A couple of days ago I mixed up my miseries to make marmalade, a bubbling pan, vicious and viscous, poured into three jars and sealed tight with a transparent film. Pompous little glass pots of seville orange stand on the side, waiting to be rubbed clean of their stickiness, the geniis inside patiently awaiting escape.
With the home-made in mind, I wrapped things around me that made my teenager mock me.
'Look in the mirror', I said, for the teenager looked just as ridiculous, only in a teenage way.
I hoped there was some milk left in the local shop; on the way down, collecting snowflakes about my person and marveling at the lone dog barking (in summer too: just one dog.
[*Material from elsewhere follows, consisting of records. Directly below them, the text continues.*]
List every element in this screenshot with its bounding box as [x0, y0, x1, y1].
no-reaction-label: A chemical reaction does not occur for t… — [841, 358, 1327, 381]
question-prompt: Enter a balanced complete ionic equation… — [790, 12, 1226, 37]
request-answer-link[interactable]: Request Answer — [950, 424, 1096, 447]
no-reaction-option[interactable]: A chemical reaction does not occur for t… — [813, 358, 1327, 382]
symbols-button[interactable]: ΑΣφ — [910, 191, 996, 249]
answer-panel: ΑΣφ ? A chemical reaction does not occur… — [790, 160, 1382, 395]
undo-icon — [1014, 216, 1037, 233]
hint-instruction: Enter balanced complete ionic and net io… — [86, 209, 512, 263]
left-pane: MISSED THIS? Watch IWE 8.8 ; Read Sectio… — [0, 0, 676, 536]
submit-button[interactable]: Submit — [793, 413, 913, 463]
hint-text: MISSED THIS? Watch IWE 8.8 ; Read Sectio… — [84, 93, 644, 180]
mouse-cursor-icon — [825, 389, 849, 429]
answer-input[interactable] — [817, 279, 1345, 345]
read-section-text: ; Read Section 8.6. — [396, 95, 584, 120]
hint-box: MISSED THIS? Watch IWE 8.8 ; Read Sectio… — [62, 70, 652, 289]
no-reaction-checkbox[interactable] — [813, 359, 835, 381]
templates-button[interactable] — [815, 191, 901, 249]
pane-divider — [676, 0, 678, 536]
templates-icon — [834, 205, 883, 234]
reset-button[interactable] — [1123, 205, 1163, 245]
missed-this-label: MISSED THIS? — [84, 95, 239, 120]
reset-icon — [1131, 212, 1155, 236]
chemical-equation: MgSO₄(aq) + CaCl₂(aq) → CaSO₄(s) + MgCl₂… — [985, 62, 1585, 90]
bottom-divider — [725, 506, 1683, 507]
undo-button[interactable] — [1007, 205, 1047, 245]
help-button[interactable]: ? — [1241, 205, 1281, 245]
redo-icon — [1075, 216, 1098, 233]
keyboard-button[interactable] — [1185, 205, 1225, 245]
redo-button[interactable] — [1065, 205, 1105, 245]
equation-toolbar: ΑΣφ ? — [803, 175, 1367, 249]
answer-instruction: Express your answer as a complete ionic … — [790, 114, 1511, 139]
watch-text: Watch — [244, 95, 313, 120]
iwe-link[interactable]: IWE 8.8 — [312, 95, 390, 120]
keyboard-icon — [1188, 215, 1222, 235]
I don't know why), I planned emergency strategies.
If there was no milk, could I reverse cheese? Could I be an alchemist, instead of converting iron pyrites into gold, spiriting a pint of the white stuff from a slab of the yellow?
There were three pints left in a sad empty fridge, and I joined the huge queue who had been plundering bread, milk and chocolate to see them through the day or days.
The street was full of neighbours, being friendly to each other in that unfriendly suburban way, clenched teeth smiling, clenched fists in their pockets, their children 'playing' (too clever for the real thing).
A little old man and little old lady were making their way very slowly up the hill in the middle of the road with their shopping trolleys, his'n'hers tartan.
'Why are you out?', enquired a man from his front doorstep.
I knew why they were out: the spectacular, the silent, the beautiful, the peaceful, the big toy, the sparkling chilly white blanket.
Snow.
This is just beautifully written, Helen!